Anyone thinking of Czech music has a specific sound in mind: colourful, passionate, decidedly rhythmical and almost always with a melancholy undertone. These and many other facets of the music of Bohemia and Moravia are to be found in this concert with Mariss Jansons and violinist Frank Peter Zimmermann. Following works by Smetana and Bohuslav Martinů, the evening culminates in Antonín Dvořák’s famous Symphony No. 9 From the New World.

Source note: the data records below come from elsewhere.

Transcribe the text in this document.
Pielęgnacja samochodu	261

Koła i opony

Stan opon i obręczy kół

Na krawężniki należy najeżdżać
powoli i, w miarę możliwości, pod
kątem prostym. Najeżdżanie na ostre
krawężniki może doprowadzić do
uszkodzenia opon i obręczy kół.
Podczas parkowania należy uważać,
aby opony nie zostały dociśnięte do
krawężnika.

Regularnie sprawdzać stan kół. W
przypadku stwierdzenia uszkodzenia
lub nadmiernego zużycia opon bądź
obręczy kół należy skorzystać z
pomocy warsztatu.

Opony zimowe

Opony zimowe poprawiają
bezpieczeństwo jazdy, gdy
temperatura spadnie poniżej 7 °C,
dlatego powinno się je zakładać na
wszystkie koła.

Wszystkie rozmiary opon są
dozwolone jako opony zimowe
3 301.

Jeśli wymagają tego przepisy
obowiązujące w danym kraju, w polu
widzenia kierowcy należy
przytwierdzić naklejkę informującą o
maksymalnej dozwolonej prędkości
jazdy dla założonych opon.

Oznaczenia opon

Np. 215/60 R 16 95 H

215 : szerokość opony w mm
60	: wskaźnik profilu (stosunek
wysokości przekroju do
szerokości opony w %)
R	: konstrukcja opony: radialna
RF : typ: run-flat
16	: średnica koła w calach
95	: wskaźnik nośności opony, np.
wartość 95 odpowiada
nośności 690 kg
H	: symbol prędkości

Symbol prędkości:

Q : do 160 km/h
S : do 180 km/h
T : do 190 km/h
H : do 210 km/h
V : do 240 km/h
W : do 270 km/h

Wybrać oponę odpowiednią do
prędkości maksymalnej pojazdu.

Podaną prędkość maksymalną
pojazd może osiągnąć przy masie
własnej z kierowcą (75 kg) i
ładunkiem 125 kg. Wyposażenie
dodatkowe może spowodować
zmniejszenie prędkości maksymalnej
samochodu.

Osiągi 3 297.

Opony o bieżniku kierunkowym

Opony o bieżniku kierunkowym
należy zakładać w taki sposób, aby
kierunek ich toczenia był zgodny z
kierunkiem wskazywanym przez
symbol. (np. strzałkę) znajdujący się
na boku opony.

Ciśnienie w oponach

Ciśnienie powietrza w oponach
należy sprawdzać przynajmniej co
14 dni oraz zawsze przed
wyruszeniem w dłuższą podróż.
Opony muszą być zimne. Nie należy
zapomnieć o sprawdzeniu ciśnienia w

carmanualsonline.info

With at least two of his works, Bedřich Smetana added to his country’s cultural heritage: the cycle Má vlast, and the opera The Bartered Bride, from which we will hear the fast-paced overture in this concert. Bohuslav Martinů’s Second Violin Concerto is more restrained, reflecting the composer’s state of mind when he wrote the work in exile in the USA during the Second World War. His homesickness is conveyed through many of the Czech folk-inspired melodies. Five decades before, Dvořák’s Symphony “From the New World”, full of inspiration and verve, originated in a similar way, leaving a lasting monument to Czech (much more than to American) folk music.
Mariss Jansons was chief conductor of the Amsterdam Concertgebouw Orchestra and the Symphonieorchester des Bayerischen Rundfunks, to name but two, and has been a firm friend of the Berliner Philharmoniker since his debut in 1976. Among his recordings which first attracted the attention of the international music world is his recording of Dvořák’s Ninth Symphony, full of emotional depth and exciting details: a performance that still impresses today.